Looking at the substitution rule, we have $g(x) = \sin x$ and $f(x)=\tfrac{1}{\sqrt{x}}$. A good choice will thus be $\color{blue}{u=\sin x}$, so $\color{red}{\mbox{d}u=\cos x \,\mbox{d}x}$ and the integral becomes: $$\int\frac{\color{red}{\cos x}}{\sqrt{\color{blue}{\sin x}}}\,\color{red}{\mbox{d}x} \to \int\frac{1}{\sqrt{\color{blue}{u}}}\,\color{red}{\mbox{d}u} = \ldots$$ Your example is a bit simpler in the sense that you don't really see a composition of functions, but of course $f(x)=x$ can be the simplest composition. You still have the derivative of $\ln x$ present as a factor, so picking $u = \ln x$ will work out nicely.
Right to left
The reasoning above works when you apply the rule from left to right with the intent of immediately simplifying the integral. You can be more creative with the substitution rule and sometimes it can be useful to apply it from right to left, thus introducing a new function. A common example is what is called a trig(onometric) substitution for integrals such as: $$\int \sqrt{1-x^2} \,\mbox{d}x$$ Introducing $x=\sin u$ will allow the use of identities to get rid of the square root.

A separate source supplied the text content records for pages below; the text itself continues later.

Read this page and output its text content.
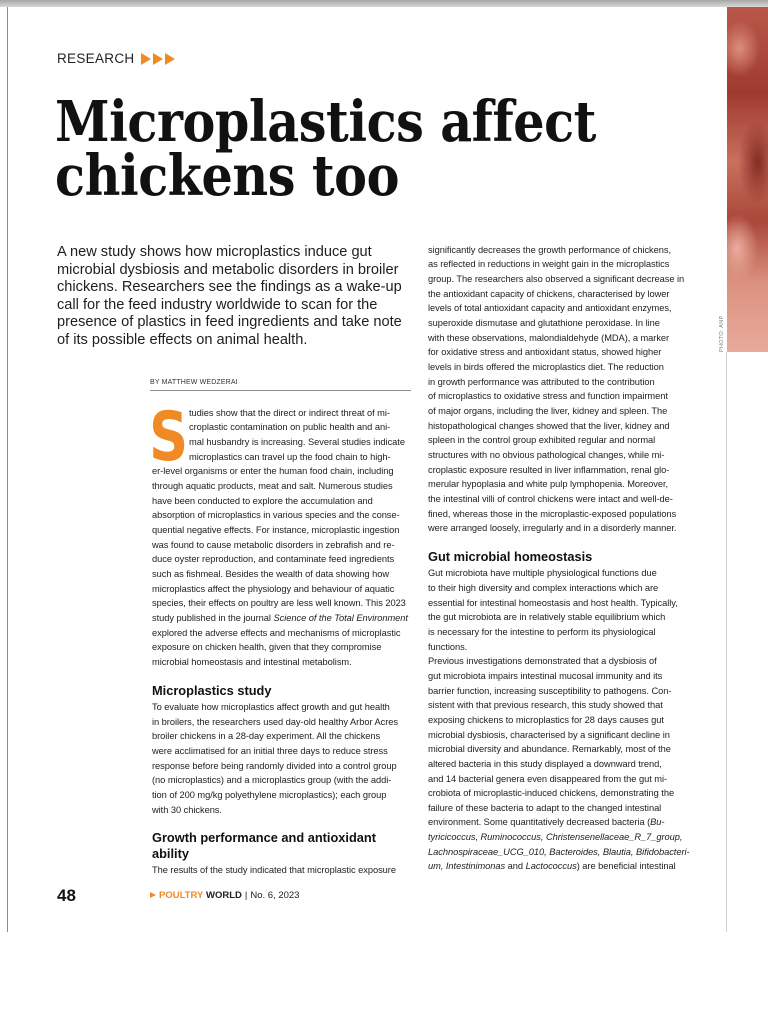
PHOTO: ANP
RESEARCH
Microplastics affect
chickens too
A new study shows how microplastics induce gut
microbial dysbiosis and metabolic disorders in broiler
chickens. Researchers see the findings as a wake-up
call for the feed industry worldwide to scan for the
presence of plastics in feed ingredients and take note
of its possible effects on animal health.
BY MATTHEW WEDZERAI
S tudies show that the direct or indirect threat of mi-
croplastic contamination on public health and ani-
mal husbandry is increasing. Several studies indicate
microplastics can travel up the food chain to high-
er-level organisms or enter the human food chain, including
through aquatic products, meat and salt. Numerous studies
have been conducted to explore the accumulation and
absorption of microplastics in various species and the conse-
quential negative effects. For instance, microplastic ingestion
was found to cause metabolic disorders in zebrafish and re-
duce oyster reproduction, and contaminate feed ingredients
such as fishmeal. Besides the wealth of data showing how
microplastics affect the physiology and behaviour of aquatic
species, their effects on poultry are less well known. This 2023
study published in the journal Science of the Total Environment
explored the adverse effects and mechanisms of microplastic
exposure on chicken health, given that they compromise
microbial homeostasis and intestinal metabolism.
Microplastics study
To evaluate how microplastics affect growth and gut health
in broilers, the researchers used day-old healthy Arbor Acres
broiler chickens in a 28-day experiment. All the chickens
were acclimatised for an initial three days to reduce stress
response before being randomly divided into a control group
(no microplastics) and a microplastics group (with the addi-
tion of 200 mg/kg polyethylene microplastics); each group
with 30 chickens.
Growth performance and antioxidant
ability
The results of the study indicated that microplastic exposure
significantly decreases the growth performance of chickens,
as reflected in reductions in weight gain in the microplastics
group. The researchers also observed a significant decrease in
the antioxidant capacity of chickens, characterised by lower
levels of total antioxidant capacity and antioxidant enzymes,
superoxide dismutase and glutathione peroxidase. In line
with these observations, malondialdehyde (MDA), a marker
for oxidative stress and antioxidant status, showed higher
levels in birds offered the microplastics diet. The reduction
in growth performance was attributed to the contribution
of microplastics to oxidative stress and function impairment
of major organs, including the liver, kidney and spleen. The
histopathological changes showed that the liver, kidney and
spleen in the control group exhibited regular and normal
structures with no obvious pathological changes, while mi-
croplastic exposure resulted in liver inflammation, renal glo-
merular hypoplasia and white pulp lymphopenia. Moreover,
the intestinal villi of control chickens were intact and well-de-
fined, whereas those in the microplastic-exposed populations
were arranged loosely, irregularly and in a disorderly manner.
Gut microbial homeostasis
Gut microbiota have multiple physiological functions due
to their high diversity and complex interactions which are
essential for intestinal homeostasis and host health. Typically,
the gut microbiota are in relatively stable equilibrium which
is necessary for the intestine to perform its physiological
functions.
Previous investigations demonstrated that a dysbiosis of
gut microbiota impairs intestinal mucosal immunity and its
barrier function, increasing susceptibility to pathogens. Con-
sistent with that previous research, this study showed that
exposing chickens to microplastics for 28 days causes gut
microbial dysbiosis, characterised by a significant decline in
microbial diversity and abundance. Remarkably, most of the
altered bacteria in this study displayed a downward trend,
and 14 bacterial genera even disappeared from the gut mi-
crobiota of microplastic-induced chickens, demonstrating the
failure of these bacteria to adapt to the changed intestinal
environment. Some quantitatively decreased bacteria (Bu-
tyricicoccus, Ruminococcus, Christensenellaceae_R_7_group,
Lachnospiraceae_UCG_010, Bacteroides, Blautia, Bifidobacteri-
um, Intestinimonas and Lactococcus) are beneficial intestinal
48	POULTRY WORLD | No. 6, 2023
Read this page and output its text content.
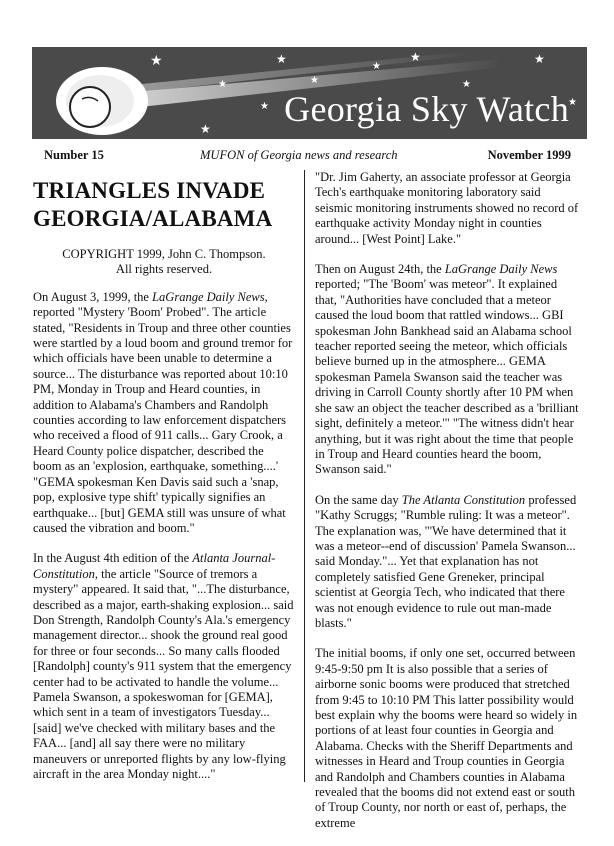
★	★
★
★
★
★
★
★
★
★
★
Georgia Sky Watch
Number 15	MUFON of Georgia news and research	November 1999
TRIANGLES INVADE
GEORGIA/ALABAMA
COPYRIGHT 1999, John C. Thompson.
All rights reserved.

On August 3, 1999, the LaGrange Daily News, reported "Mystery 'Boom' Probed". The article stated, "Residents in Troup and three other counties were startled by a loud boom and ground tremor for which officials have been unable to determine a source... The disturbance was reported about 10:10 PM, Monday in Troup and Heard counties, in addition to Alabama's Chambers and Randolph counties according to law enforcement dispatchers who received a flood of 911 calls... Gary Crook, a Heard County police dispatcher, described the boom as an 'explosion, earthquake, something....' "GEMA spokesman Ken Davis said such a 'snap, pop, explosive type shift' typically signifies an earthquake... [but] GEMA still was unsure of what caused the vibration and boom."

In the August 4th edition of the Atlanta Journal-Constitution, the article "Source of tremors a mystery" appeared. It said that, "...The disturbance, described as a major, earth-shaking explosion... said Don Strength, Randolph County's Ala.'s emergency management director... shook the ground real good for three or four seconds... So many calls flooded [Randolph] county's 911 system that the emergency center had to be activated to handle the volume... Pamela Swanson, a spokeswoman for [GEMA], which sent in a team of investigators Tuesday... [said] we've checked with military bases and the FAA... [and] all say there were no military maneuvers or unreported flights by any low-flying aircraft in the area Monday night...."

"Dr. Jim Gaherty, an associate professor at Georgia Tech's earthquake monitoring laboratory said seismic monitoring instruments showed no record of earthquake activity Monday night in counties around... [West Point] Lake."

Then on August 24th, the LaGrange Daily News reported; "The 'Boom' was meteor". It explained that, "Authorities have concluded that a meteor caused the loud boom that rattled windows... GBI spokesman John Bankhead said an Alabama school teacher reported seeing the meteor, which officials believe burned up in the atmosphere... GEMA spokesman Pamela Swanson said the teacher was driving in Carroll County shortly after 10 PM when she saw an object the teacher described as a 'brilliant sight, definitely a meteor.'" "The witness didn't hear anything, but it was right about the time that people in Troup and Heard counties heard the boom, Swanson said."

On the same day The Atlanta Constitution professed "Kathy Scruggs; "Rumble ruling: It was a meteor". The explanation was, "'We have determined that it was a meteor--end of discussion' Pamela Swanson... said Monday."... Yet that explanation has not completely satisfied Gene Greneker, principal scientist at Georgia Tech, who indicated that there was not enough evidence to rule out man-made blasts."

The initial booms, if only one set, occurred between 9:45-9:50 pm It is also possible that a series of airborne sonic booms were produced that stretched from 9:45 to 10:10 PM This latter possibility would best explain why the booms were heard so widely in portions of at least four counties in Georgia and Alabama. Checks with the Sheriff Departments and witnesses in Heard and Troup counties in Georgia and Randolph and Chambers counties in Alabama revealed that the booms did not extend east or south of Troup County, nor north or east of, perhaps, the extreme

By practice, practice and more practice you get experience and thus you shall be able to recognize patterns. Observe that
$$\frac{\log x}x=\frac1x\cdot\log x=\frac{d}{dx}(\log x)\cdot\log x$$
and now remember that
$$\int f'(x)\cdot f(x)^n\,dx=\frac{f(x)^{n+1}}{n+1}+C$$
so in our case we can see we have an (almost) immediate integral:
$$\int\frac{\log x}xdx=\int(\log x)'\cdot\log x\,dx=\frac{\log^2x}2+C$$
If I can avoid substitutions then I do. This will pay off both in speed and when working with Riemann Integrals, as then we won't have to calculate the new upper and lower limits of the integral.